Jiselle nodded. She knew. It had been a growing sense of dread for weeks. She looked through the kitchen into the living room, where Sam and the girls were decorating the little tree they’d cut down at the edge of the yard. They’d found Joy’s box of beautiful Christmas decorations in the basement—sugary angels, little gingerbread houses, gilded fruit—and they were hooking them onto the tree’s bright branches.

In his T-shirt (one Mark had brought home for him:
HARD ROCK CAFÉ TOKYO),
which was at once too small and too large, he looked like a stick figure. The shirt rode up on his waist, and Jiselle could see his ribs, but it also hung too loosely off his shoulders, and she could see the blades of those jutting out of his back, too skeletal.

This was a boy who was starving.

It had been only a week since Jiselle had opened the cupboards and counted what she had left in them—the cans, the packages—and peered into the last box of powdered milk to assess how much was left, and then put a hand to her eyes to do the math. How long did she need to make what they had last?

Surely there would be enough food left for another month.

Or two, if she was careful.

But only if she was careful.

So she began to divide two cans of soup instead of three among them for dinner. She added an extra cupful of water. If they ate Ramen noodles for lunch, she saved the water she’d boiled them in and added it to that night’s canned stew. There was always some flavor left in it. Surely there were some nutrients, too?

She started pushing her own bowl away before she finished her soup, asking Sam if he was hungry. Her mother did the same. But if Camilla or Sara tried to offer anyone else their food, Jiselle’s mother snapped, “Finish your
own
food.”

Although the girls quit offering Sam their food at the table, Jiselle had seen them taking their napkin rags away with them from their meals suspiciously heavy.

Once, she overheard Sam say to Sara in his bedroom, “Thanks, Sara, but I’m not
hungry.”

“Eat it
anyway,”
Sara whispered back.

 

 

Now, in the bright winter light coming in through the family room windows, it was clear that Sam was a child who was not getting enough to eat. For how many decades had Jiselle looked at photographs of such children in newspapers and magazines, and how far away had those children seemed?

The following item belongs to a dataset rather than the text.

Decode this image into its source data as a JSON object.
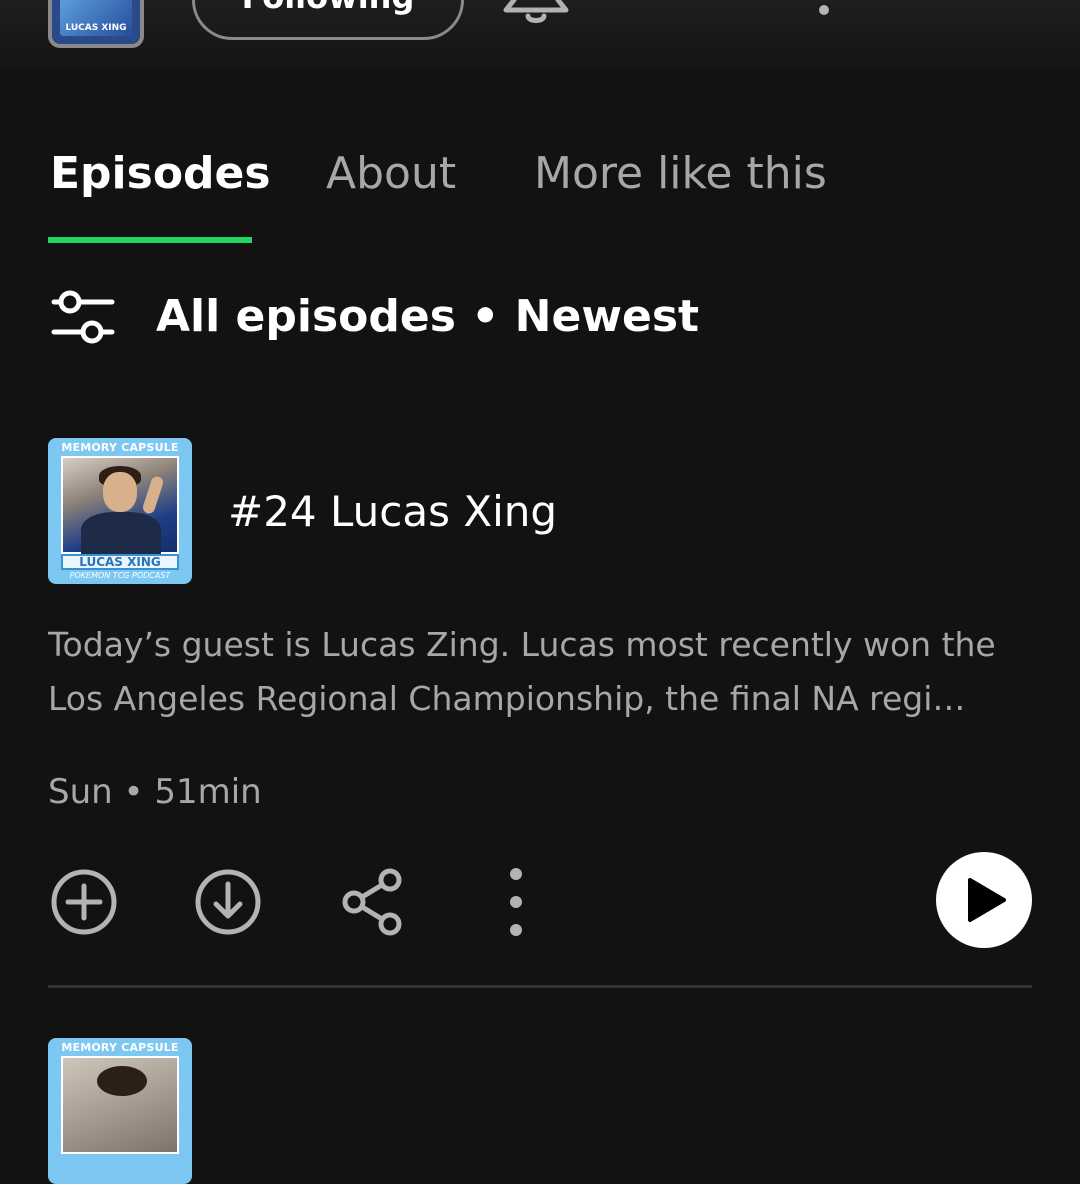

“I’m going to go look around the Schmidts’ house,” Jiselle said to her mother. “To look again. To see if there’s anything stored we didn’t find.”

 

 

Jiselle hadn’t been inside the Schmidts’ house since a few days after Brad Schmidt died, when she’d gone over with Camilla and taken what appeared to be the only useful things—a few sharp knives, some cans of anchovies, the radio, Saltines, a sack of flour, and a canister of brown sugar—and had boxed up Diane Schmidt’s clothes and medicines and brought them home.

But they hadn’t been hungry then.

Had she looked in the basement? The attic? Brad Schmidt had spoken of being prepared. Why hadn’t it occurred to Jiselle before now that he might have a cellar full of provisions?